Unpalatable truths on stadiums facing both Labor and Liberals
By Roy Masters
11 December 2018 — 6:00pm
Neville Wran once said, “Sometimes you get things so wrong, you have to eat a shit sandwich. It tastes bloody awful but it’s good for you.”
The former NSW Premier made the statement during an internal Labor Party squabble over admitting MLCs to caucus meetings, but Rodney Cavalier quoted it in the context of sporting stadiums.
It was November, 2001 and Cavalier, a former minister in the Wran and Unsworth Governments, had been the chair of the Sydney Cricket and Sports Ground Trust for only a few months.
The Sydney Football Stadium had been operational for 13 years and the Olympic Stadium at Homebush in use for only two years.
Cavalier made some frank admissions to a business planning forum organised by the Trust and focussed on the future of stadiums.

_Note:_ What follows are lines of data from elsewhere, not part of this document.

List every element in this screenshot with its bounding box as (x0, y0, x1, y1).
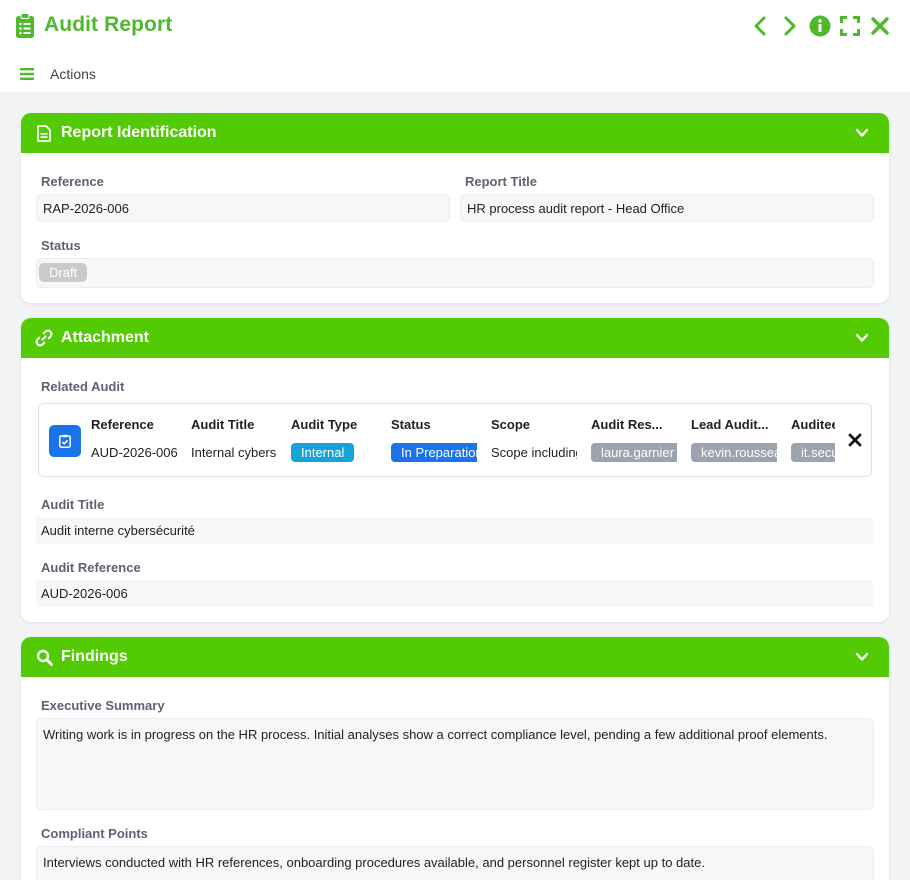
hamburger-menu-icon[interactable] (20, 68, 34, 80)
info-icon[interactable] (808, 14, 832, 38)
audit-type-badge: Internal (291, 443, 355, 462)
actions-menu[interactable]: Actions (20, 66, 96, 82)
column-header: Reference (91, 417, 154, 432)
executive-summary-textarea[interactable]: Writing work is in progress on the HR pr… (36, 718, 874, 810)
user-badge: laura.garnier (591, 443, 677, 462)
column-header: Status (391, 417, 431, 432)
status-badge: Draft (39, 263, 88, 282)
lead-auditor-column: Lead Audit... kevin.rousseau (691, 417, 777, 463)
report-title-field[interactable]: HR process audit report - Head Office (460, 194, 874, 222)
chevron-down-icon[interactable] (855, 331, 869, 345)
column-header: Lead Audit... (691, 417, 769, 432)
section-title: Report Identification (61, 124, 217, 141)
actions-menu-label[interactable]: Actions (50, 66, 96, 82)
findings-section: Findings Executive Summary Writing work … (21, 637, 889, 880)
page-title: Audit Report (44, 13, 173, 36)
expand-icon[interactable] (838, 14, 862, 38)
status-field[interactable]: Draft (36, 258, 874, 288)
audit-title-column: Audit Title Internal cybersecurity audit (191, 417, 277, 463)
column-header: Audit Title (191, 417, 255, 432)
remove-icon[interactable] (847, 432, 863, 448)
status-label: Status (41, 238, 81, 253)
reference-field[interactable]: RAP-2026-006 (36, 194, 450, 222)
reference-label: Reference (41, 174, 104, 189)
column-value: AUD-2026-006 (91, 445, 177, 460)
column-value-wrap: it.security (791, 443, 835, 463)
column-value-wrap: laura.garnier (591, 443, 677, 463)
column-value-wrap: In Preparation (391, 443, 477, 463)
audit-reference-field[interactable]: AUD-2026-006 (36, 580, 874, 607)
search-icon (35, 648, 53, 666)
report-identification-header[interactable]: Report Identification (21, 113, 889, 153)
audit-reference-label: Audit Reference (41, 560, 141, 575)
column-value: Internal cybersecurity audit (191, 445, 277, 460)
findings-header[interactable]: Findings (21, 637, 889, 677)
related-audit-card[interactable]: Reference AUD-2026-006 Audit Title Inter… (38, 403, 872, 477)
column-header: Auditee (791, 417, 835, 432)
section-title: Findings (61, 648, 128, 665)
audit-clipboard-icon (49, 425, 81, 457)
link-icon (35, 329, 53, 347)
compliant-points-textarea[interactable]: Interviews conducted with HR references,… (36, 846, 874, 880)
audit-status-badge: In Preparation (391, 443, 477, 462)
column-header: Audit Type (291, 417, 358, 432)
close-icon[interactable] (868, 14, 892, 38)
attachment-section: Attachment Related Audit Reference AUD-2… (21, 318, 889, 622)
column-value-wrap: Internal (291, 443, 377, 463)
attachment-header[interactable]: Attachment (21, 318, 889, 358)
chevron-down-icon[interactable] (855, 650, 869, 664)
column-header: Audit Res... (591, 417, 663, 432)
column-value-wrap: kevin.rousseau (691, 443, 777, 463)
auditee-column: Auditee it.security (791, 417, 835, 463)
related-audit-label: Related Audit (41, 379, 125, 394)
chevron-right-icon[interactable] (778, 14, 802, 38)
chevron-down-icon[interactable] (855, 126, 869, 140)
column-header: Scope (491, 417, 531, 432)
report-identification-section: Report Identification Reference RAP-2026… (21, 113, 889, 303)
executive-summary-label: Executive Summary (41, 698, 165, 713)
clipboard-list-icon (16, 13, 34, 38)
section-title: Attachment (61, 329, 150, 346)
audit-title-label: Audit Title (41, 497, 105, 512)
audit-reference-column: Reference AUD-2026-006 (91, 417, 177, 463)
window-actions (748, 14, 892, 38)
audit-type-column: Audit Type Internal (291, 417, 377, 463)
user-badge: kevin.rousseau (691, 443, 777, 462)
report-title-label: Report Title (465, 174, 537, 189)
user-badge: it.security (791, 443, 835, 462)
title-bar: Audit Report Actions (0, 0, 910, 92)
column-value: Scope including (491, 445, 577, 460)
document-icon (35, 124, 53, 142)
audit-responsible-column: Audit Res... laura.garnier (591, 417, 677, 463)
audit-title-field[interactable]: Audit interne cybersécurité (36, 517, 874, 544)
compliant-points-label: Compliant Points (41, 826, 148, 841)
chevron-left-icon[interactable] (748, 14, 772, 38)
audit-status-column: Status In Preparation (391, 417, 477, 463)
audit-scope-column: Scope Scope including (491, 417, 577, 463)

Referring to the NSW Labor cabinet which agreed to build the SFS, he said, “It does not seem to have occurred to this cabinet to ponder why it was that a Trust which was headed by a serving cabinet minister (Industrial Relations, Pat Hills) and why a cabinet which had a minister for sport who had represented his country in three sports (Michael Cleary) decided that Sydney did not require a stadium with a seating capacity greater than 42,000. Or why no one asked how Sydney could ever hope to fill a stadium of any greater size on a sufficiently regular basis so as to meet the costs of opening such a large stadium.”

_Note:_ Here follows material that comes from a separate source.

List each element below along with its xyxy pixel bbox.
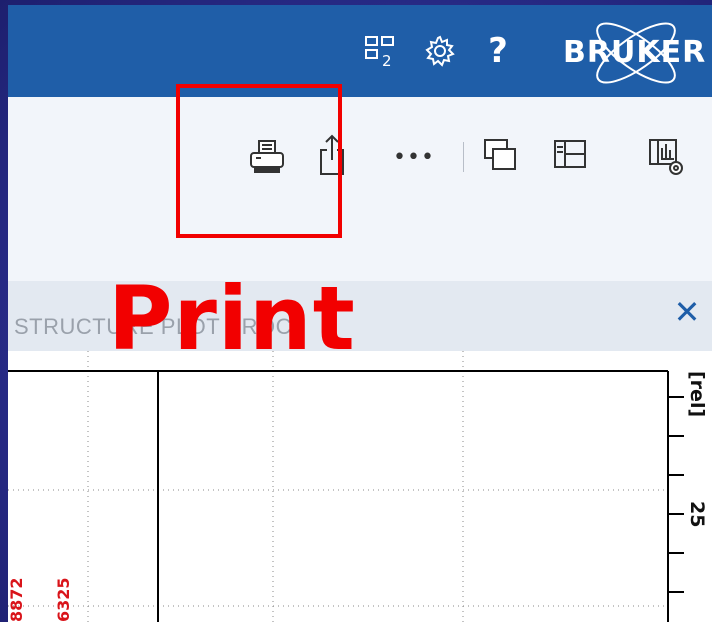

Cavalier was having a shot at himself as well. He was also a member of the cabinet which made the decision to cap the SFS capacity at 42,000. As Cavalier says today, “The original plan had it at 30,000. Forty two thousand seemed too big.” An Olympic stadium was not on any agenda.
Given the voting numbers on the Australian Olympic Committee back then, Melbourne had a greater chance of hosting a second Olympics than Sydney had of staging its first.

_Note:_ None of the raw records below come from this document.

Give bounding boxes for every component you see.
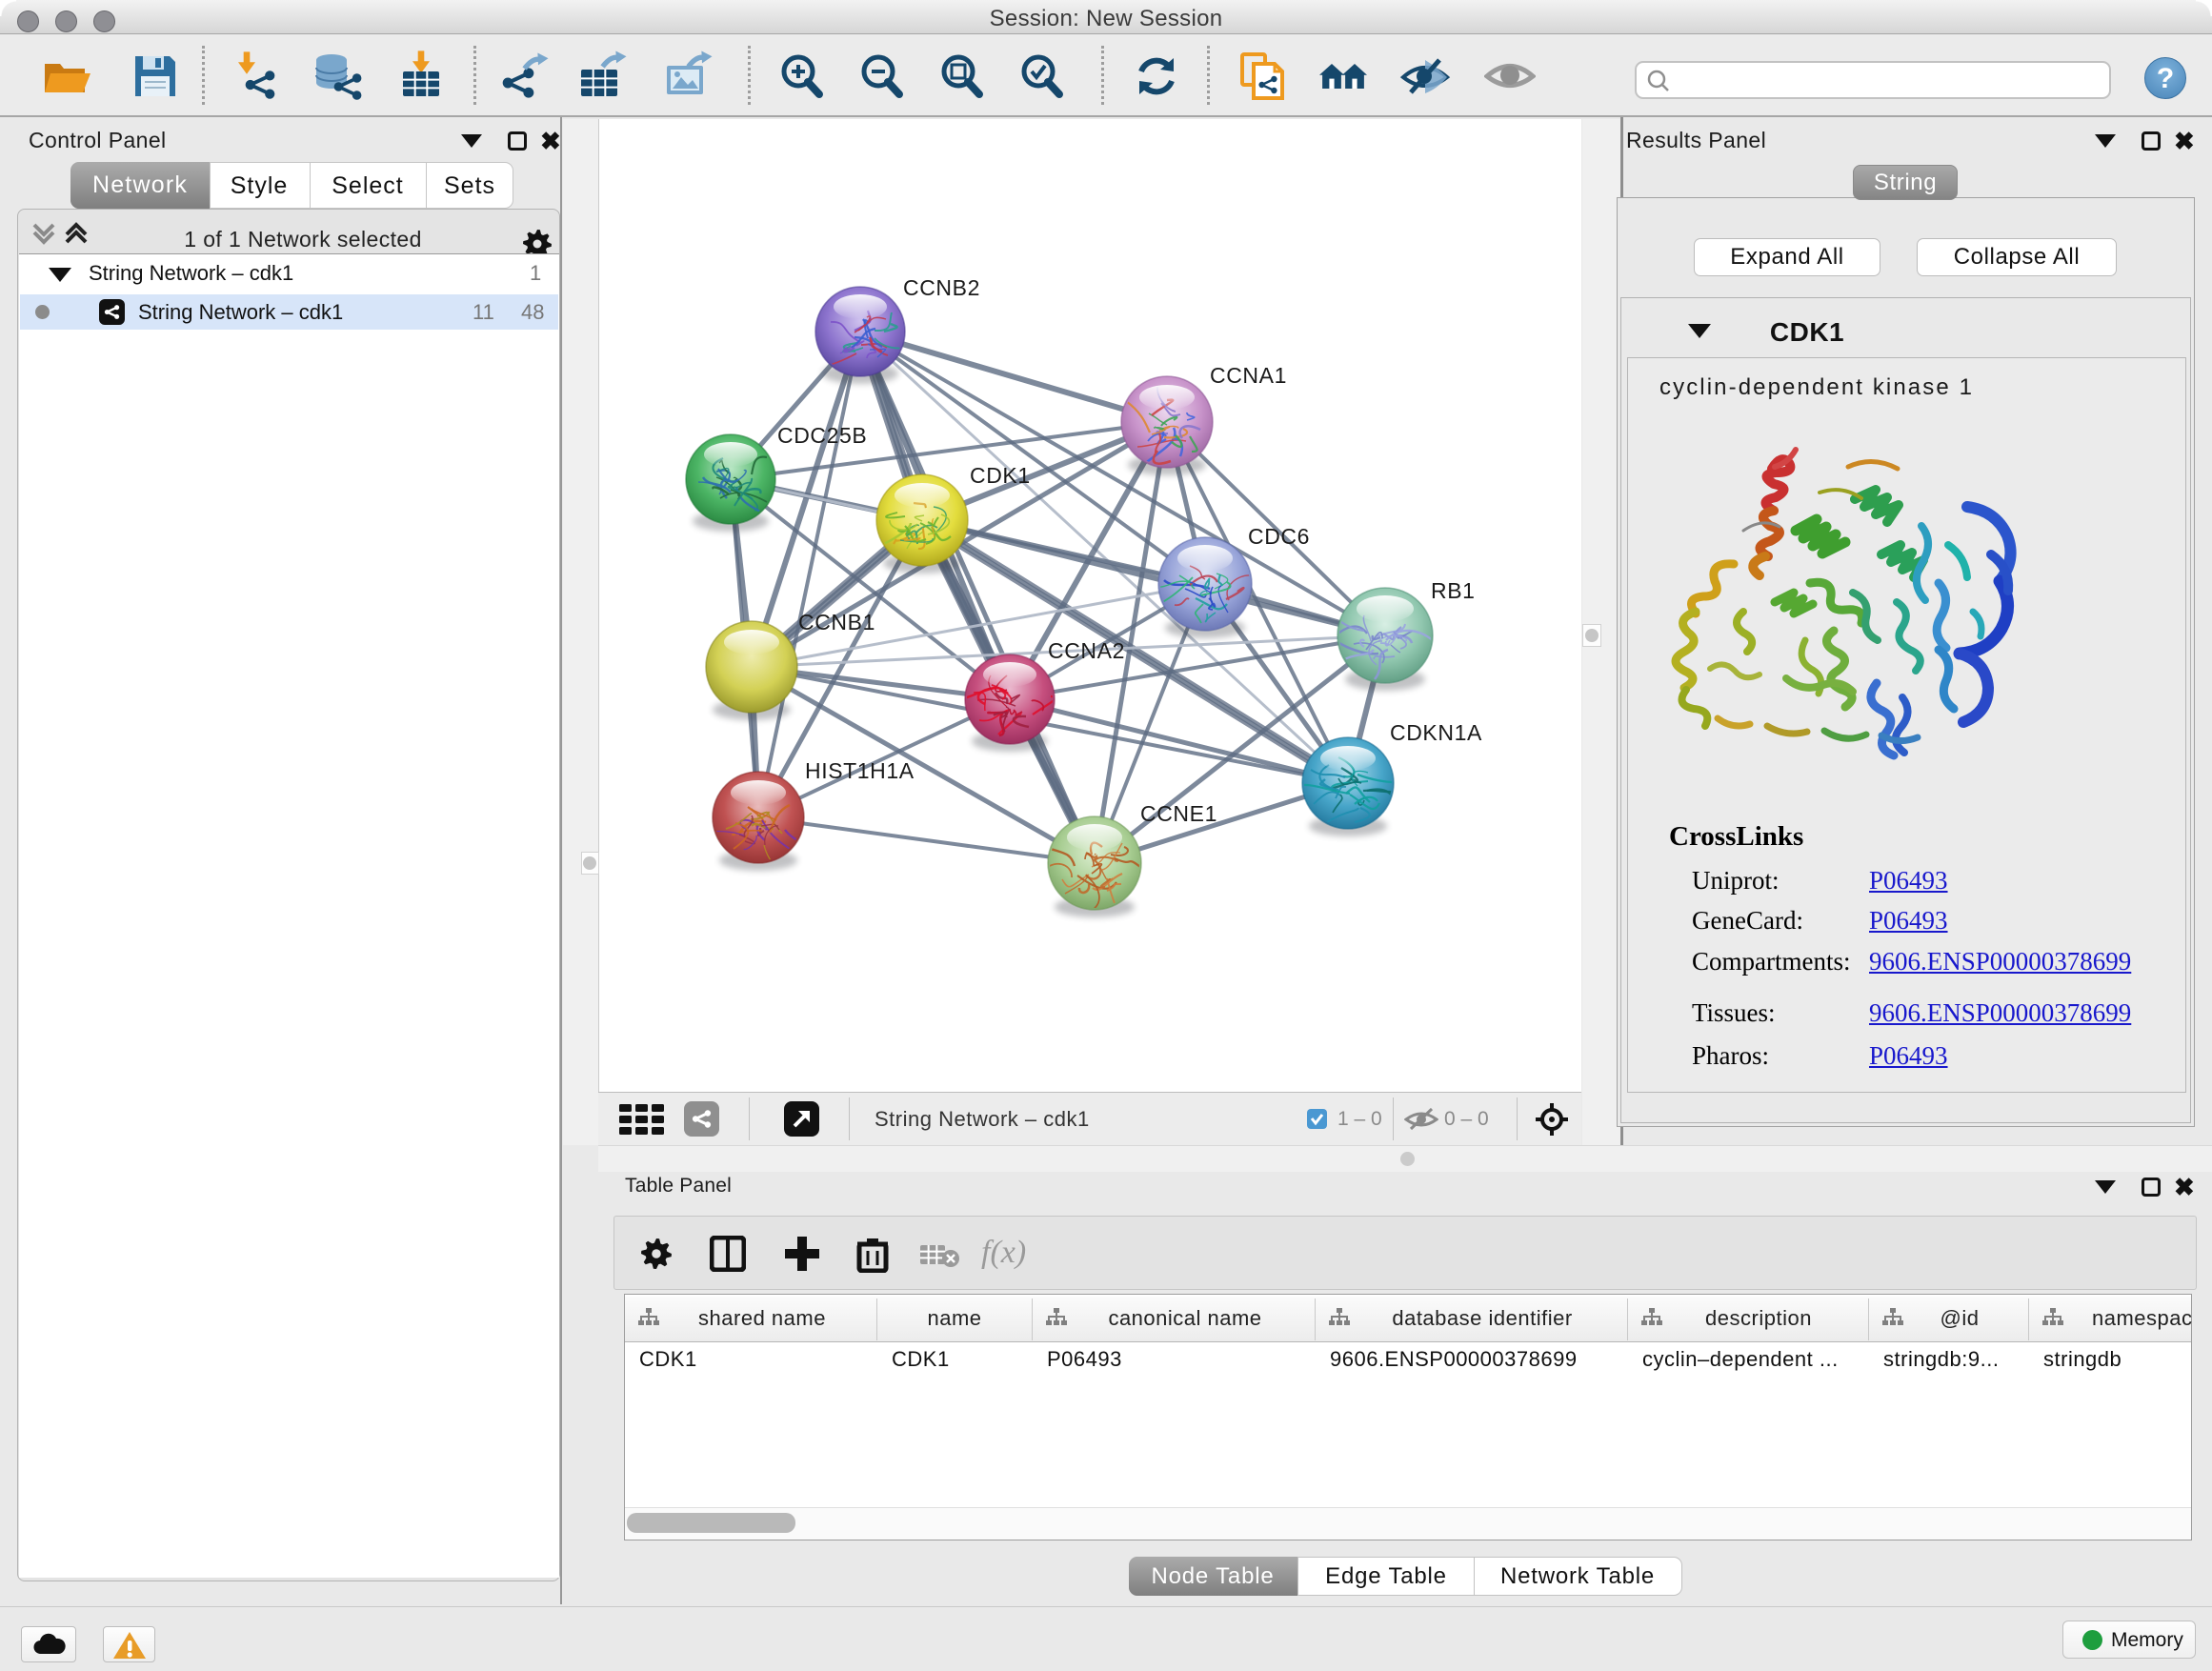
svg-text:CDKN1A: CDKN1A (1390, 720, 1482, 745)
svg-text:RB1: RB1 (1431, 578, 1476, 603)
svg-text:HIST1H1A: HIST1H1A (805, 758, 915, 783)
svg-text:CDC25B: CDC25B (777, 423, 867, 448)
svg-text:CCNA1: CCNA1 (1210, 363, 1287, 388)
svg-text:CCNB1: CCNB1 (798, 610, 875, 634)
svg-text:CDC6: CDC6 (1248, 524, 1310, 549)
svg-text:CDK1: CDK1 (970, 463, 1031, 488)
svg-text:CCNE1: CCNE1 (1140, 801, 1217, 826)
svg-text:CCNB2: CCNB2 (903, 275, 980, 300)
svg-text:CCNA2: CCNA2 (1048, 638, 1125, 663)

Towards the end of his 2001 address, Cavalier made reference to the Homebush stadium, built for the opening ceremony of the 2000 Olympics but whose crowds declined sharply afterwards because patrons needed telescopes to see the action and some needed Google Earth to find it.
“By the ANZAC weekend of 2000 (a badly attended NRL double-header), no one who knows their sport was pretending it (Homebush) was the place to view football,” Cavalier said.
The point about all this? It’s bloody hard to make the right decisions about stadiums.
The AFL, whom some in the media deem the gold standard of sports, built a stadium at Waverley because it was the geographical centre of metropolitan Melbourne. Echoes of Homebush? But fans hated it because it was in a rain belt and not well served by public transport.
But the AFL did extract a better deal from the MCG Trust. They then sold the land, negotiated with the Victorian Government to build a new stadium at Docklands in the CBD and now own it, courtesy of a taxpayer funded grant conditional on playing the AFL grand final at the MCG for the next 40 years.
Shortly after the SFS was built, the NSW Greiner Government considered selling it to the Australian Rugby League who would relocate there, funding the purchase by the sale of the Phillip Street headquarters of the code. Given the paltry $15.5m the code received from a developer for the sale of the Phillip Street premises in 2013, buying the SFS wouldn’t have been such a bad idea.
However, the incumbent NSW Government now want to pull the SFS down and build a new one on the same site. Opposition leader Michael Daley says that if elected, he will not spend a cent on demolition, or reconstruction.
The Liberal Government will probably lose the March election if the SFS is demolished and Labor’s “hospitals and schools” pledge will mean NSW continues to be the sick man of Australian sport, certainly in terms of modern facilities.
Cavalier is sympathetic, saying, “It’s very hard to predict the future and even harder to control it.”
But decisions should be made on commercial realities, not politics. The existing SFS is rarely sold out, while cricket and the Swans know they have no future at Homebush. The market is saying Sydney needs a smaller SFS and a rectangular stadium at Homebush.
Yet the Liberal government headed by Premier Gladys Berejiklian prefers a 45,000-seat SFS and Daley a hole in the ground at Moore Park, while both parties will leave Homebush circular, ignoring the fact 85 percent of the future sporting content in Sydney is played on a rectangular field.
Someone will soon have to take a bite of Wran’s shit sandwich.